September 29, 2008 | Unregistered Commentermegan
I so wish you hadn't shared all these details about your cat's butt with us. I just don't feel I know you well enough for that level of intimacy.
September 29, 2008 | Unregistered Commentersuburbancorrespondent


The organic hippie food did wonders for both of our kitties. They hardly ever try and kill us anymore.
September 29, 2008 | Unregistered CommenterjenB
I've never almost been done in by a cat, but I swear a llama had it out for me once.

When I was young my grandparents had a cat they called C.B., which I only found out years later (when I was "old enough," apparently) stood for Cat Butt. Perhaps it's a common problem?
September 29, 2008 | Unregistered CommenterDiaryofWhy
We have two male cats (who just happen to be black, like Obama) that were enourmous when we had them on dry food exclusivly. We moved them to wet food, because of needing to administer a medication, and then we noticed that they were slimming down. Some cats can cope with the carbs but ones that get really fat, can't. we do one wet feeding in the am and have dry food for grazing. One of the ideas is taht because their bodies can't extract the protien very well from dry food, they eat a lot more of it. Sort of like if we tried to live on captain crunch. It's fortified,but not so easy to get by on. You don't have to get a fancy brand, but one that hasn't been realled because of mealmine poinsoning would be my suggestion. Now both of our cats them are in the normal range and their butts are clean as whistle!
September 29, 2008 | Unregistered CommenterSarah
My cat is both bigger (Seriously. Far fatter) than your cat, she also has the butt problem AND the scuzzy, dirty, back-fur problem. SIGH. She's also 13 years old, which is pretty old for a cat, so....I sorta can't blame her. But it is disgusting. All of it.
September 29, 2008 | Unregistered CommenterShan
Nothing but Bonfires comment just made me snicker. Loudly.

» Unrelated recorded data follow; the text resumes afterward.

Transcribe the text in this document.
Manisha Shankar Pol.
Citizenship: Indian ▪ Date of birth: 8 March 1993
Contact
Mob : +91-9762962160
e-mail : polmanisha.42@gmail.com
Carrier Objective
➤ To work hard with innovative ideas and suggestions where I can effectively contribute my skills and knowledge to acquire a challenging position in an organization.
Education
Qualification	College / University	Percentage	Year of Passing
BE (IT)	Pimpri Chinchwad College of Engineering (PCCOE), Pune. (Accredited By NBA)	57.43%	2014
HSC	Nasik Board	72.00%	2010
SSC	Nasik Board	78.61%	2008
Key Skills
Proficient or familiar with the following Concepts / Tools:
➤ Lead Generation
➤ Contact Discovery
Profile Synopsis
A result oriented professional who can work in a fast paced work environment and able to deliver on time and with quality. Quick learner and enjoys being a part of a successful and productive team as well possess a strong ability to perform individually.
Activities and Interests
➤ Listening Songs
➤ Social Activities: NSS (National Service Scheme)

I think I would take the cat off your hands, even with the poop problem. Perhaps you could shave her ass. Kind of a Brazilian Wax for cats. They must exist.
September 29, 2008 | Unregistered CommenterAll Adither
that is EXACTLY what my cat maggie looks like. girth and all. maybe a bit smaller, because she doesn't have the cleaning problems.

and the tasteless food? won't do a bit of good. we've got another cat on special food, and she eats the shit out of it like it's going out of style.
September 29, 2008 | Unregistered Commenterrobyn
i like dogs better to a certain extent, one of the reasons being that as fat as they get... they can always scrape their ass on the carpet... you know. er, that's worse maybe. i'm not sure.
September 29, 2008 | Unregistered Commentersarah
I love your floors. And your curtains.

And put her on the hippie food - she'll go back to cleaning, I'm sure.